Improve operations continually. Analytics can help improve operations by measuring the effect of individual changes to the collection approach. Using a feedback technique called “test and learn”, teams can experiment and implement a customized approach that works best. For example, you can put 80% of cases on existing collection strategies, 10% of cases on one alternate strategy and 10% of cases on another alternate strategy, then measure the impact of the changes from each strategy. This approach can also be applied to compare different timings for contacts, letter messaging, call campaigns, payment agreements, etc. Virtually any change in strategy can be compared accurately with data, rather than through mere hypothesis. This will allow continual improvement of operations and implementation of hybrid approaches where different debtors receive customized treatments that produce maximum results for each debtor pool.

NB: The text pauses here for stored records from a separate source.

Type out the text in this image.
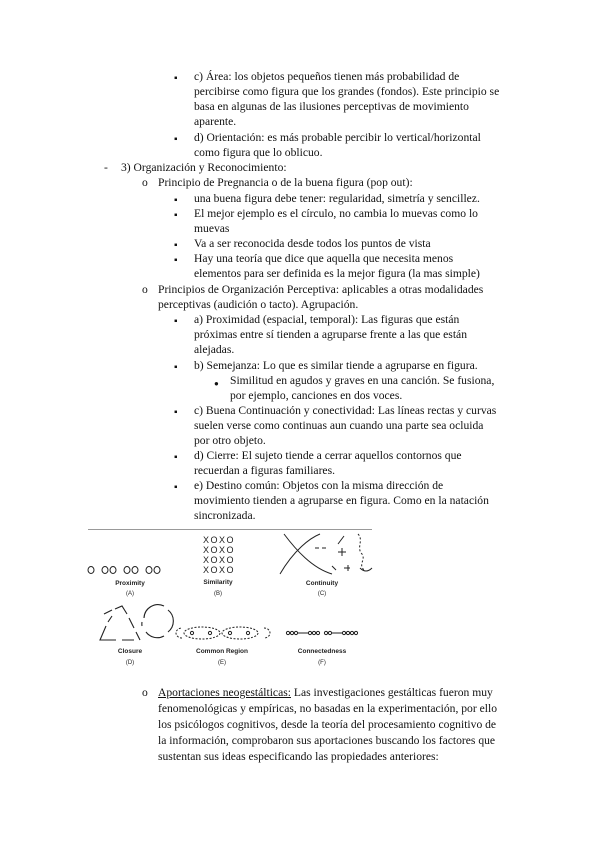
▪ c) Área: los objetos pequeños tienen más probabilidad de
percibirse como figura que los grandes (fondos). Este principio se
basa en algunas de las ilusiones perceptivas de movimiento
aparente.
▪ d) Orientación: es más probable percibir lo vertical/horizontal
como figura que lo oblicuo.
- 3) Organización y Reconocimiento:
o Principio de Pregnancia o de la buena figura (pop out):
▪ una buena figura debe tener: regularidad, simetría y sencillez.
▪ El mejor ejemplo es el círculo, no cambia lo muevas como lo
muevas
▪ Va a ser reconocida desde todos los puntos de vista
▪ Hay una teoría que dice que aquella que necesita menos
elementos para ser definida es la mejor figura (la mas simple)
o Principios de Organización Perceptiva: aplicables a otras modalidades
perceptivas (audición o tacto). Agrupación.
▪ a) Proximidad (espacial, temporal): Las figuras que están
próximas entre sí tienden a agruparse frente a las que están
alejadas.
▪ b) Semejanza: Lo que es similar tiende a agruparse en figura.
● Similitud en agudos y graves en una canción. Se fusiona,
por ejemplo, canciones en dos voces.
▪ c) Buena Continuación y conectividad: Las líneas rectas y curvas
suelen verse como continuas aun cuando una parte sea ocluida
por otro objeto.
▪ d) Cierre: El sujeto tiende a cerrar aquellos contornos que
recuerdan a figuras familiares.
▪ e) Destino común: Objetos con la misma dirección de
movimiento tienden a agruparse en figura. Como en la natación
sincronizada.
X O X O
X O X O
X O X O
X O X O
Proximity	Similarity	Continuity
Closure	Common Region	Connectedness
(A)	(B)	(C)
(D)	(E)	(F)
o Aportaciones neogestálticas: Las investigaciones gestálticas fueron muy
fenomenológicas y empíricas, no basadas en la experimentación, por ello
los psicólogos cognitivos, desde la teoría del procesamiento cognitivo de
la información, comprobaron sus aportaciones buscando los factores que
sustentan sus ideas especificando las propiedades anteriores:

Optimize overall performance. Mathematical optimization, also known as prescriptive analytics, takes predictive analytics a step further by looking across an entire business process to find the strategy that will result in the highest level of overall performance. The goals can be simple (maximize dollars collected) or complex (maximize dollars, while over-performing on a specific workload, and minimizing specific actions). The optimization algorithms can also account for staff, budget, legal and other constraints.
Prescriptive analytics also allow for the balancing of staff for each workload. The analytics could show opportunities if staff were moved between specific workloads, or specific activities on cases. It could show when to stop working a case, or where there are too many or too few resources working specific workloads. Prescriptive analytics, like predictive analytics, can also utilize a “learning loop” where the results of models are fed back into the model, allowing for continual automated tuning of models.
It is important to note that these analytics do not replace the expertise of collections staff, but rather, enhance the overall performance of banks and financial institutions. Data analytics can provide an objective, mathematical framework for making better decisions, helping businesses achieve a higher level of performance in the current period of uncertainty and beyond.
Delivering a truly seamless customer experience for those experiencing financial difficulties is the panacea for most collections’ operations. Now is the time for collections operations to rise above the noise and strike. There is unlikely to be a better opportunity to make a grab for investments in your collections operation. Pulling together a clear and compelling vision for collections will help teams accelerate their digital transitions during the remainder of 2020 and onwards.